Confirmed by the racing office, Flaxman Holdings’ regally bred homebred Faufiler will not make the trip from Florida for the $60,000 Daisy Devine Stakes. By Galileo out of Breeders’ Cup Mile winner Six Perfections, the bay 5-year-old mare and Graham Motion trainee would have been one of the likely favorites based on her back-class.

Winchell Thoroughbreds could have a big day on its hands Saturday in New Orleans. The Kentucky-based outfit will not only watch in earnest as its highly touted Steve Asmussen-trained Gun Runner – which it co-owns with Three Chimneys Farm – starts as one of the logical choices in the Grade II $400,000 Veterans Ford Risen Star Stakes on Saturday at Fair Grounds Race Course & Slots, but they will also unveil a full-brother to champion Untapable in the form of Taprize, who debuts in the third race.

By Tapit, Taprize is out of Fun House, a Grade II winner for trainer Ron McAnally who finished up her career with three starts for Asmussen, including a runner-up finish at the Fair Grounds in the $60,000 Fur Sail Handicap in her swan song. Like his half-brother and Grade I winner Paddy O’Prado, Taprize is a gray.

Shaun Bridgmohan rides from the rail post in the eight-horse field that also features the debuts of Lothenbach Stables’ Scarf It Down, a half-brother to Grade I winner Idiot Proof, and Charles Fipke’s Seeking the Soul, the first foal from Grade I-placed and Grade III Iowa Oaks winner Seeking the Title.

After doing much of his recent training at Sam Houston, Taprize had his first work over the local surface on Wednesday when breezing a half-mile in 49.80.

One of the queens of Fair Grounds, Untapable worked five furlongs in 1:01.80 for trainer Steve Asmussen and owner Winchell Thoroughbreds. The champion and five-time Grade I winner has impressed onlookers with her appearance since returning to training last month.

Stoneway Farm’s homebred graded stakes winner Ahh Chocolate continued working toward her 4-year-old bow with a four-furlong move in 48.80. Unraced since winning the Grade II Falls City Handicap at Churchill Downs on Nov. 26, the Neil Howard-trained daughter of Candy Ride has had three works in as many weeks. Howard was reportedly very pleased with the work and is aiming toward a March undetermined comeback race.

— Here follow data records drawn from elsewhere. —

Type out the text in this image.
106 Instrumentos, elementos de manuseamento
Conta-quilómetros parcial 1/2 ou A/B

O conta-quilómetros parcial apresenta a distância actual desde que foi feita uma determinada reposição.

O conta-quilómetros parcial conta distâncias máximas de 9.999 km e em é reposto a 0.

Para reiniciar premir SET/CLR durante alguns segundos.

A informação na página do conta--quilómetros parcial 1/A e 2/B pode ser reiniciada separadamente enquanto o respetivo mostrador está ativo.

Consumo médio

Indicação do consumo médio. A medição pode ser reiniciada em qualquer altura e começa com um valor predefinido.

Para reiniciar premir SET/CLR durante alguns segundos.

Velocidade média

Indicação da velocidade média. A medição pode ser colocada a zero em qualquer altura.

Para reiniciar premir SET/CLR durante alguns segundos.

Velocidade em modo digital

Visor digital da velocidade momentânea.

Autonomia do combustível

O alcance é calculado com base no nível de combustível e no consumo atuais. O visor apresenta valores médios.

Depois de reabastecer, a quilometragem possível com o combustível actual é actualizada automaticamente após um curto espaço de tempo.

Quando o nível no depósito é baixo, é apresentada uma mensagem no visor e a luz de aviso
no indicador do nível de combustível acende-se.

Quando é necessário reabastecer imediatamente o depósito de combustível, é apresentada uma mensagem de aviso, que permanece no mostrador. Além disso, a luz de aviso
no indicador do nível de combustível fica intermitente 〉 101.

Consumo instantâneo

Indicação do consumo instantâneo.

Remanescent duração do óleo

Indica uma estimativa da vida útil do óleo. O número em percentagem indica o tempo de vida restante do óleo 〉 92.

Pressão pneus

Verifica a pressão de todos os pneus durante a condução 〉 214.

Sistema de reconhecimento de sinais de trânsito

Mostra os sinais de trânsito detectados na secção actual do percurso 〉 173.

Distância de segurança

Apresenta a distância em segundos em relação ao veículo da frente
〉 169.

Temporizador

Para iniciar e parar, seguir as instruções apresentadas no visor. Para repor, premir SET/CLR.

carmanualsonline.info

Brereton C. Jones’ Albano, a graded stakes winner who has been off since last summer, continued working toward his comeback with a three-furlong move in 37 flat for trainer Larry Jones.

Multiple stakes-winning Oklahoma-bred Ibaka worked a half-mile in 49.20 for trainer Bret Calhoun and owner-breeder Doug Wall. Passing on the Grade III $125,000 Fair Grounds Handicap, the 8-for-17 son of Uncle Abbie won the $60,000 Buddy Diliberto Memorial two back on Dec. 19 over the Stall-Wilson turf course.

Fresh off an upset victory in the $200,000 Louisiana Premier Night Championship two weeks ago, multiple stakes-winning Louisiana-bred Stormdriver worked a sharp half-mile in 48.60 for trainer Pat Devereux, Jr. and owner Fruition Racing.

Grade II winner Just Wicked worked a half-mile in 50.20 for trainer trainer Steve Asmussen and owner Winchell Thoroughbreds.

Well-regarded Jensen, who is expected to run next week in allowance company at Fair Grounds as a possible prep for the Grade II $1 million Louisiana Derby, worked five furlongs in 1:02 flat for breeder-owner-trainer Larry Jones.

L T B, Inc. and Hillerich Racing’s recent stakes winner One Mean Man worked five furlongs in 1:00 flat. The Bernie Flint-trained full-brother to graded stakes winner Mizz Money – who runs Saturday in the $60,000 Daisy Devine Stakes – won the $60,000 Keith Gee Memorial in late January.